Dark Justice


Non-Fiction - True Crime
214 Pages
Reviewed on 10/18/2015
Buy on Amazon

This author participates in the Readers' Favorite Free Book Program, which is open to all readers and is completely free. The author will provide you with a free copy of their book in exchange for an honest review. You and the author will discuss what sites you will post your review to and what kind of copy of the book you would like to receive (eBook, PDF, Word, paperback, etc.). To begin, click the purple email icon to send this author a private email.

This author participates in the Readers' Favorite Book Donation Program, which was created to help nonprofit and charitable organizations (schools, libraries, convalescent homes, soldier donation programs, etc.) by providing them with free books and to help authors garner more exposure for their work. This author is willing to donate free copies of their book in exchange for reviews (if circumstances allow) and the knowledge that their book is being read and enjoyed. To begin, click the purple email icon to send this author a private email. Be sure to tell the author who you are, what organization you are with, how many books you need, how they will be used, and the number of reviews, if any, you would be able to provide.

Author Biography

Pamela O'Hara, writing under the pen name Dianne Cooper, spent more than two decades incarcerated in prisons across the country for a non-violent crime, all while proclaiming her innocence. Pamela is an advocate for imprisoned fathers and works to help them reestablish relationships with their children. She is a motivational speaker and encourages others to make sure that one's past does not define one's future.

    Book Review

Reviewed by Jack Magnus for Readers' Favorite

Dark Justice is a true crime memoir written by Dianne Cooper. The author’s childhood was abruptly ended when she became pregnant at the age of fifteen. Her father rushed over to Joseph’s house to confront his minister father and demand that Joseph marry his daughter. The two came to blows, and Cooper’s father subsequently chased her through the house with a broom after she stood up to him and refused to marry Joseph. Cooper did, eventually, marry the father of her, by then, three children, thinking to provide them with a stable family life, but the early instincts that led Cooper to defy her father were proven unerringly accurate as their married life proceeded. Joseph became addicted to crack cocaine and, after he injured his back at work, did little to help raise their children or support the household.

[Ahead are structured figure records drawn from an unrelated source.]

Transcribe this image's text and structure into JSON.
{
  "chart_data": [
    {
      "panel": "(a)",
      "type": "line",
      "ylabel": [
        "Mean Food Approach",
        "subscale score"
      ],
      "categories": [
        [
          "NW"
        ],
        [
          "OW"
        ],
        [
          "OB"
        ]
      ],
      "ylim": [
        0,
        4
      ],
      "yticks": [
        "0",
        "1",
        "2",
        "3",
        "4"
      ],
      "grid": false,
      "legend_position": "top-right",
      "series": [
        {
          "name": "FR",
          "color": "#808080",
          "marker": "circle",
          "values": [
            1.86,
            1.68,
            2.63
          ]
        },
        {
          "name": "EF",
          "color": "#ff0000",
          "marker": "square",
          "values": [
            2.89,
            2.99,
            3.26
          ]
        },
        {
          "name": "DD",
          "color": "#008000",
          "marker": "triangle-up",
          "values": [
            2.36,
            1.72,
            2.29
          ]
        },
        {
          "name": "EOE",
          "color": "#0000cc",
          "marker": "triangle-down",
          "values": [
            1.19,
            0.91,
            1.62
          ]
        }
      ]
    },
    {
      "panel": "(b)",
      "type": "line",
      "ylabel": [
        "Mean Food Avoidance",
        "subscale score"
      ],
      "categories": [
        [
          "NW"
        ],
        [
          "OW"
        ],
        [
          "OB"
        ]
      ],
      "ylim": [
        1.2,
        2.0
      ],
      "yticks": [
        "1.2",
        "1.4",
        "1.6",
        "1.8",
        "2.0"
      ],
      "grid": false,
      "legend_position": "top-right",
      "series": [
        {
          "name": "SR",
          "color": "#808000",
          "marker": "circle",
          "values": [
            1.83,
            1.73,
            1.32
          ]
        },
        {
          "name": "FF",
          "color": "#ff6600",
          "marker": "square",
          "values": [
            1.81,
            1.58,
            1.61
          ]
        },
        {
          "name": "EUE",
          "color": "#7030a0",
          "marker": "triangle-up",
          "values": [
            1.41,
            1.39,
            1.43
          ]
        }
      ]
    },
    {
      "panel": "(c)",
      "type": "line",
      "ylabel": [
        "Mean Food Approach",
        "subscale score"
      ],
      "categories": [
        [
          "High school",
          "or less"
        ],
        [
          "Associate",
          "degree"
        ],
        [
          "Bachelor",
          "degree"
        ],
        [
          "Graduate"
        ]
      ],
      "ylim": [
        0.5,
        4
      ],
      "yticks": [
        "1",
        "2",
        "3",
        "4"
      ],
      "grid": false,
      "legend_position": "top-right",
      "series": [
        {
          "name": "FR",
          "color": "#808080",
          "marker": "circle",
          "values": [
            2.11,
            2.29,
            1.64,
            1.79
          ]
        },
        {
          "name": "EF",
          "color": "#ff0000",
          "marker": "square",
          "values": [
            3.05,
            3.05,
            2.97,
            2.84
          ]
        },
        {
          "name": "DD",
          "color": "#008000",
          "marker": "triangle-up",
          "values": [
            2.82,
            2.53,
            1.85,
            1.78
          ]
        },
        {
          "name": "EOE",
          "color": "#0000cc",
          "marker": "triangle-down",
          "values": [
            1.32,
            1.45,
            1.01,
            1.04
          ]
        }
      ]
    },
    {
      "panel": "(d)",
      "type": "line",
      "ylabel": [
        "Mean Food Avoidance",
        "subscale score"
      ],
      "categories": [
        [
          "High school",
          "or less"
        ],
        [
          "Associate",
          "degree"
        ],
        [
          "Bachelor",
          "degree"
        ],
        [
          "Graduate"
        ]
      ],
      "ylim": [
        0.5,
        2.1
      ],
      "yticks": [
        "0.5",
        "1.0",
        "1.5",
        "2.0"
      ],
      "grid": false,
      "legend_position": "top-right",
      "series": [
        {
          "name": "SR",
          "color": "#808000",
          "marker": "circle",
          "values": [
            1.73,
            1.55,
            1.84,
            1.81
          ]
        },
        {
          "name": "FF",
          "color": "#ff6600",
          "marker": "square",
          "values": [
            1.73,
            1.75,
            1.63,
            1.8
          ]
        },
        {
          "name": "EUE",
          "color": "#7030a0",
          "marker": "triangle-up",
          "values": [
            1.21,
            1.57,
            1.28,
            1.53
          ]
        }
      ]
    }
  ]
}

After years of being the sole breadwinner, Cooper had had enough and filed for divorce. When a handsome man courted her, and friends marveled that she had caught the eye of the biggest drug dealer in town, she yielded to the temptation of having another person care about her and help her with her financial obligations. What’s more, the two of them had formed a bond of friendship and trust she had not experienced outside of her immediate family. But while Cooper remained a caring and devoted parent who never gave in to the temptations of hard drugs or the easy money of dealing, complications arising out of that friendship she shared with Diamond and a corrupt legal system were poised to fall upon the young mother in the harshest way possible.

Dianne Cooper’s nonfiction true crime memoir, Dark Justice, is a chilling look at the vagaries of a justice system that rewards lies and false testimony in the pursuit of prosecutorial goals, and treats those caught within its machinery in a dehumanizing and heartless manner. The author’s story is told with honesty and candor, and I cringed each time I saw her legal rights trampled and her life impacted even more severely. While newspapers often contain stories about innocent people getting lost in the system for years, Dark Justice brings a face and a life and a family into the equation and makes the injustice hit home in a personal and penetrating manner. And while I know from the prologue that the author was 54 years old at the time she wrote Dark Justice, and had already served 18 of her forty-to-life sentence, I kept on hoping that some resourceful attorney would be working on freeing Ms. Cooper and that she’d be finally free to enjoy watching her grandchildren grow up and be back in the warmth of her family. I still do hope so, and am looking forward to reading her sequel to this book, Searchin’: Dark Justice 2. Dark Justice is highly recommended.